One of the proudest things—and I will not walk away from this—for me in the budget is the establishment of the Medical Research Future Fund to which the GP co-payments will contribute for the next six years to build up the corpus of the fund to $20 billion, which will then provide an everlasting dividend to medical research in this country. The absolute short sightedness of the opposition in this respect is very disappointing. Why are people living longer today? They are living longer today because of the work of medical researchers in times gone by. Why is the mitigation of health problems occurring? Because of the medical research of yesteryear. So the least we can do in this generation is to ensure that we give our medical researchers—where we have a competitive advantage; we have the best researchers in the world—the resources to find the cures of the future to improve the life expectancy of our population, the liveability of all Australians and, ultimately, reductions in health costs into the future.

In education reform, funding will increase every year under this budget. None of that changes. Forget the scaremongering of the opposition. Education spending is increasing. Not only that; reforms to higher education will ensure that more people, people from less advantaged backgrounds, will have better access to higher education.

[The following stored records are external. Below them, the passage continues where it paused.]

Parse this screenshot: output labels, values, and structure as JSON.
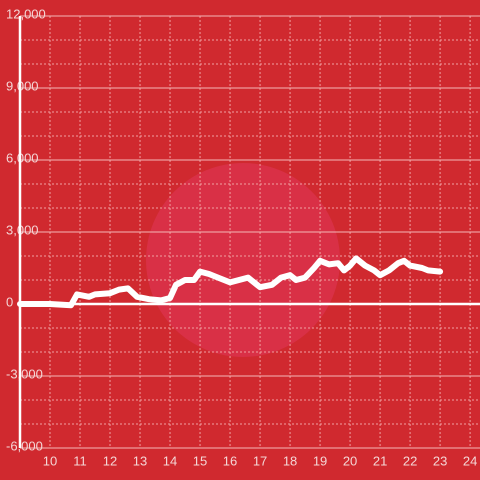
{
  "chart_data": {
    "type": "line",
    "x": [
      9,
      10,
      10.7,
      10.9,
      11.3,
      11.5,
      12,
      12.3,
      12.6,
      12.9,
      13.3,
      13.7,
      14,
      14.2,
      14.5,
      14.8,
      15,
      15.3,
      15.6,
      16,
      16.3,
      16.6,
      17,
      17.4,
      17.7,
      18,
      18.2,
      18.5,
      18.8,
      19,
      19.3,
      19.6,
      19.8,
      20,
      20.2,
      20.5,
      20.8,
      21,
      21.3,
      21.6,
      21.8,
      22,
      22.4,
      22.6,
      23
    ],
    "values": [
      0,
      0,
      -50,
      400,
      300,
      400,
      450,
      600,
      650,
      300,
      200,
      150,
      250,
      800,
      1000,
      1000,
      1350,
      1250,
      1100,
      900,
      1000,
      1100,
      700,
      800,
      1100,
      1200,
      1000,
      1100,
      1500,
      1800,
      1650,
      1700,
      1400,
      1600,
      1900,
      1600,
      1400,
      1200,
      1400,
      1700,
      1800,
      1600,
      1500,
      1400,
      1350
    ],
    "color": "#ffffff",
    "xlim": [
      9,
      24.33
    ],
    "xticks": [
      10,
      11,
      12,
      13,
      14,
      15,
      16,
      17,
      18,
      19,
      20,
      21,
      22,
      23,
      24
    ],
    "ylim": [
      -6000,
      12000
    ],
    "yticks": [
      {
        "value": -6000,
        "label": "-6,000"
      },
      {
        "value": -3000,
        "label": "-3,000"
      },
      0,
      {
        "value": 3000,
        "label": "3,000"
      },
      {
        "value": 6000,
        "label": "6,000"
      },
      {
        "value": 9000,
        "label": "9,000"
      },
      {
        "value": 12000,
        "label": "12,000"
      }
    ],
    "yminorticks": [
      -5000,
      -4000,
      -2000,
      -1000,
      1000,
      2000,
      4000,
      5000,
      7000,
      8000,
      10000,
      11000
    ],
    "grid": true
  }
}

I want to finish by talking about some statistics. When I started speaking, I said that in order to grasp this budget you have to understand the context in which it is being delivered. As much as members opposite would like to forget the last six years, forget the waste and profligacy, we need to appreciate that context. There is another context that we need to understand about our entire system. In 1964, when an average income for an Australian was $26,000, in today’s terms, government spent three per cent of gross domestic product on welfare payments. In 2014, average incomes have increased to $66,000. You would expect welfare spending to have declined—no. It now consumes nine per cent of GDP. Nearly half, 48 per cent, of all Australian households make no net contribution through their taxes. Clearly, generous spending on welfare, health and other programs is something that Australia should and does aspire to. But a country, no matter how rich, that continues to run deficits while spending ever increasing amounts on entitlements is headed for certain disaster. So some changes to our society will be made. I believe these changes protect the most vulnerable and, most importantly, put our country onto a sustainable footing—something which the Labor Party are not interested in. They have vacated the space in that respect.